Hidup ini memang sangat pahit, sepahit dan sekeras  espresso ini, ketika diminum terasa sangat pahit dan menyisakan rasa asam yang begitu menyengat lidah. Inilah hidup, kejam memang, tapi akan terasa indah jika kita selalu melakoninya dengan senyuman. Kopi itu pahit, asam, dan hitam, namun akan sangat nikmat jika dinikmati di sore hari menjelang malam. Begitu juga hidupku, pahit, kelam, dan sangat kejam, namun terlihat begitu nikmat  ketika aku bisa menempatkan diriku pada situasi apapun. Sore ini aku masih saja duduk di pojokan Stasiun Balapan sambil mengamati orang yang lalu lalang didepanku. Sesekali aku tersentak ketika melihat beberapa laki-laki yang mirip dengannya, dan ternyata sekali lagi bukan dia.

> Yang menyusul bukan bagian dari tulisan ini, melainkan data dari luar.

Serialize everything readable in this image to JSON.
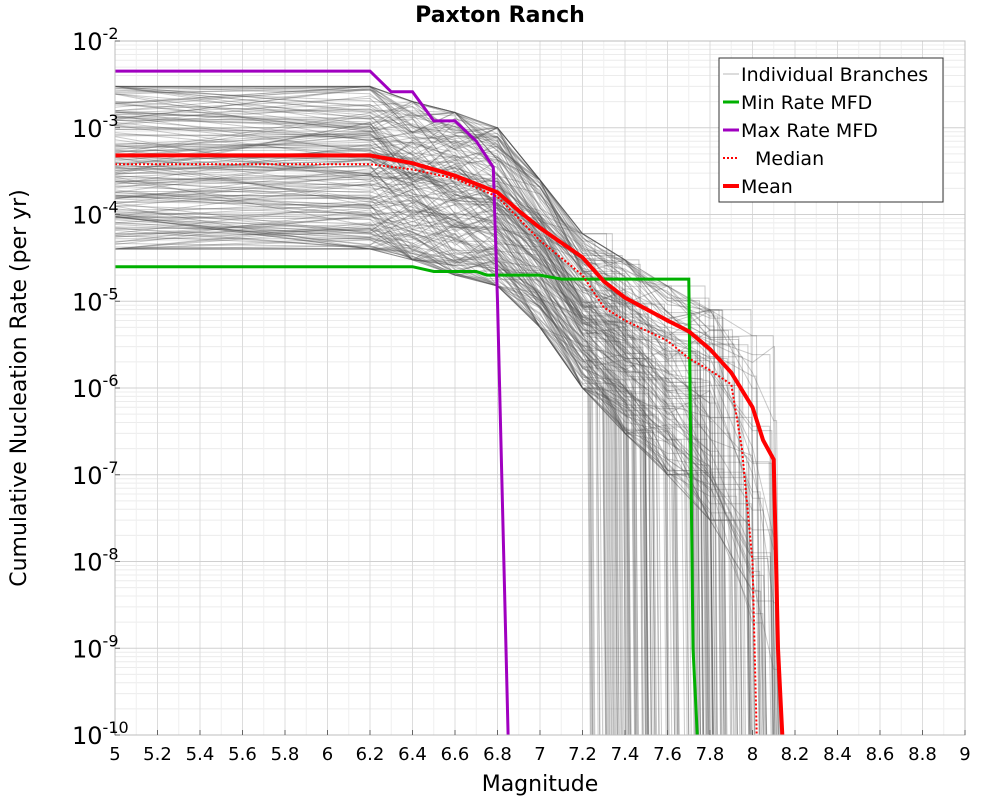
{
  "chart_data": {
    "type": "line",
    "title": "Paxton Ranch",
    "xlabel": "Magnitude",
    "ylabel": "Cumulative Nucleation Rate (per yr)",
    "xlim": [
      5,
      9
    ],
    "ylim": [
      1e-10,
      0.01
    ],
    "yscale": "log",
    "grid": true,
    "legend_position": "top-right",
    "x_ticks": [
      5,
      5.2,
      5.4,
      5.6,
      5.8,
      6,
      6.2,
      6.4,
      6.6,
      6.8,
      7,
      7.2,
      7.4,
      7.6,
      7.8,
      8,
      8.2,
      8.4,
      8.6,
      8.8,
      9
    ],
    "x_tick_labels": [
      "5",
      "5.2",
      "5.4",
      "5.6",
      "5.8",
      "6",
      "6.2",
      "6.4",
      "6.6",
      "6.8",
      "7",
      "7.2",
      "7.4",
      "7.6",
      "7.8",
      "8",
      "8.2",
      "8.4",
      "8.6",
      "8.8",
      "9"
    ],
    "y_tick_exponents": [
      -2,
      -3,
      -4,
      -5,
      -6,
      -7,
      -8,
      -9,
      -10
    ],
    "y_tick_base": "10",
    "series": [
      {
        "name": "Individual Branches",
        "color": "#505050",
        "style": "band",
        "x": [
          5.0,
          6.2,
          6.4,
          6.6,
          6.8,
          7.0,
          7.2,
          7.4,
          7.6,
          7.8,
          8.0,
          8.1
        ],
        "upper": [
          0.003,
          0.003,
          0.002,
          0.0015,
          0.001,
          0.00025,
          6e-05,
          3e-05,
          1.5e-05,
          8e-06,
          4e-06,
          3e-06
        ],
        "lower": [
          4e-05,
          4e-05,
          3e-05,
          2e-05,
          1.5e-05,
          5e-06,
          1e-06,
          3e-07,
          1e-07,
          3e-08,
          1e-09,
          1e-10
        ]
      },
      {
        "name": "Min Rate MFD",
        "color": "#00b000",
        "x": [
          5.0,
          6.4,
          6.5,
          6.7,
          6.75,
          7.0,
          7.1,
          7.7,
          7.72,
          7.74
        ],
        "y": [
          2.5e-05,
          2.5e-05,
          2.2e-05,
          2.2e-05,
          2e-05,
          2e-05,
          1.8e-05,
          1.8e-05,
          1e-09,
          1e-10
        ]
      },
      {
        "name": "Max Rate MFD",
        "color": "#a000c0",
        "x": [
          5.0,
          6.2,
          6.3,
          6.4,
          6.5,
          6.6,
          6.7,
          6.78,
          6.8,
          6.85
        ],
        "y": [
          0.0045,
          0.0045,
          0.0026,
          0.0026,
          0.0012,
          0.0012,
          0.0007,
          0.00035,
          1e-05,
          1e-10
        ]
      },
      {
        "name": "Median",
        "color": "#ff0000",
        "dashed": true,
        "x": [
          5.0,
          6.2,
          6.4,
          6.6,
          6.8,
          6.9,
          7.0,
          7.2,
          7.3,
          7.4,
          7.6,
          7.7,
          7.8,
          7.9,
          7.95,
          8.0,
          8.02
        ],
        "y": [
          0.00038,
          0.00038,
          0.00033,
          0.00026,
          0.00016,
          9e-05,
          5e-05,
          2e-05,
          8.5e-06,
          6e-06,
          3.5e-06,
          2.2e-06,
          1.6e-06,
          1.1e-06,
          2e-07,
          1e-08,
          1e-10
        ]
      },
      {
        "name": "Mean",
        "color": "#ff0000",
        "x": [
          5.0,
          6.2,
          6.4,
          6.6,
          6.8,
          6.9,
          7.0,
          7.2,
          7.3,
          7.4,
          7.6,
          7.7,
          7.8,
          7.9,
          8.0,
          8.05,
          8.1,
          8.12,
          8.14
        ],
        "y": [
          0.00048,
          0.00048,
          0.00039,
          0.00028,
          0.00018,
          0.00011,
          7e-05,
          3.2e-05,
          1.7e-05,
          1.1e-05,
          6e-06,
          4.5e-06,
          2.8e-06,
          1.5e-06,
          6e-07,
          2.5e-07,
          1.5e-07,
          1e-09,
          1e-10
        ]
      }
    ]
  }
}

Sambil membawa setoples kopi kecil yang aku siapkan dari rumah, akupun memulai rutinitas ini dari aku pulang kantor sampai larut malam. Sesekali petugas stasiun menghampiriku, seperti malam ini.
“Maaf mbak, daritadi saya amati Mbak sudah lama di sini, mungkin ada yang bisa saya bantu?”
“....” akupun membalasnya dengan senyuman. Sementara dia terheran-heran melihat tingkahku yang sedikit gila, salah seorang petugas yang sudah akrab dengan wajahku pun memangggil petugas di sampingku.
“Mbaknya sedang menunggu calon suaminya.” Katanya, sambil mengedipkan matanya ke petugas yang masih terheran-heran di sampingku.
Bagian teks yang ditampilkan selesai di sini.